We're not too far from wrapping up that agreement, Renke told the gathering. But Park District spokesperson Jessica Maxey-Faulkner says so far the district's only contact with the foundation has been a meeting where officials recommended that it run its proposal past the advisory council. On November 7 Bob O'Neill sent a letter to Park District superintendent Tim Mitchell saying his group endorsed the proposal. Maxey-Faulkner says the Park District, the alderman, various city departments, and other community groups now get to weigh in.
Would a walk of fame really become a tourist destination here? The foundation's Palm Springs and Vegas projects are no guide, since they were created on streets that were already main drags. The bigger question is, is this really the best Chicago can do? It won't be Branson in Grant Park, O'Neill insists. But isn't a sidewalk with stars too generic and mundane for a city known for cutting-edge design? Wouldn't it look dated, even embarrassing next to the high-tech wonders of Millennium Park?
It's individual character, tied to relevant locations, that makes memorials meaningful. Think of the Haymarket memorial, marking the site of the 1886 riot, or the Merchant's Hall of Fame, which consists of the sculpted heads of Chicago's storied retailers atop columns outside the Merchandise Mart. Robert Ebert has a star outside the Chicago Theater. O'Neill's own group clearly gets the concept-it's raising funds to relocate the bust of former Chicago Symphony Orchestra music director George Solti from its current location near the Lincoln Park Conservatory to Grant Park just south of Symphony Center, not far from another recently rescued monument, 1923's The Spirit of Music, which honors the CSO's founding conductor, Theodore Thomas.
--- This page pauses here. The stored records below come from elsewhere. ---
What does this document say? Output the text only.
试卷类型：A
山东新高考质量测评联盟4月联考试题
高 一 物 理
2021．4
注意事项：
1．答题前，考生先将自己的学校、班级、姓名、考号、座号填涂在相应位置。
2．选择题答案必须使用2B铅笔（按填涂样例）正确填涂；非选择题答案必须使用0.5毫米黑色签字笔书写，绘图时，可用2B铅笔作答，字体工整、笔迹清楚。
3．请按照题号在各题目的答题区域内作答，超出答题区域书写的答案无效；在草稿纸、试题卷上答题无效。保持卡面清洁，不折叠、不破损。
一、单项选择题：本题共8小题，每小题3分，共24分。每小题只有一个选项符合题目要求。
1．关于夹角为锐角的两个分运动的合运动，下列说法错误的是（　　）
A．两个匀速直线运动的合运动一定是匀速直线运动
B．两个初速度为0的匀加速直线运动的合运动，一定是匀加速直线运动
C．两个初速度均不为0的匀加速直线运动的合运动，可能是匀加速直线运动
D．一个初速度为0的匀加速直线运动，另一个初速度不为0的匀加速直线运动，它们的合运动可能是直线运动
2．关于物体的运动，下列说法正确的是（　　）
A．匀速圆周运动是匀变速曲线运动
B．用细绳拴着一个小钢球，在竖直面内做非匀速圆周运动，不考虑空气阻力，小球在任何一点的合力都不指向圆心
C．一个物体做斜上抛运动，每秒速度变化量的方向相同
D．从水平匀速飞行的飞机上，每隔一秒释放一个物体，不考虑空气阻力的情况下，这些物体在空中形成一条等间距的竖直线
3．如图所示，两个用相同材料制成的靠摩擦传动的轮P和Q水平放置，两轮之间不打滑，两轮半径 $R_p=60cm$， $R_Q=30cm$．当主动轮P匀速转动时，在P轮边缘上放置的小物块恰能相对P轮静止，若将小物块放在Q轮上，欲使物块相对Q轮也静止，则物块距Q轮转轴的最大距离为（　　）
The original Walk of Fame in Hollywood draws on that city's historic identity as the motion picture capital of the world - stars in a sidewalk make sense there. But the Motion Picture Hall of Fame Foundation is trying to turn the idea into a franchise, creating a Planet Hollywood of memorials, one in every city. It's worth remembering that it didn't take Chicagoans long to run Planet Hollywood out of town and replace it with Gino's East, purveyor of Chicago-style deep dish.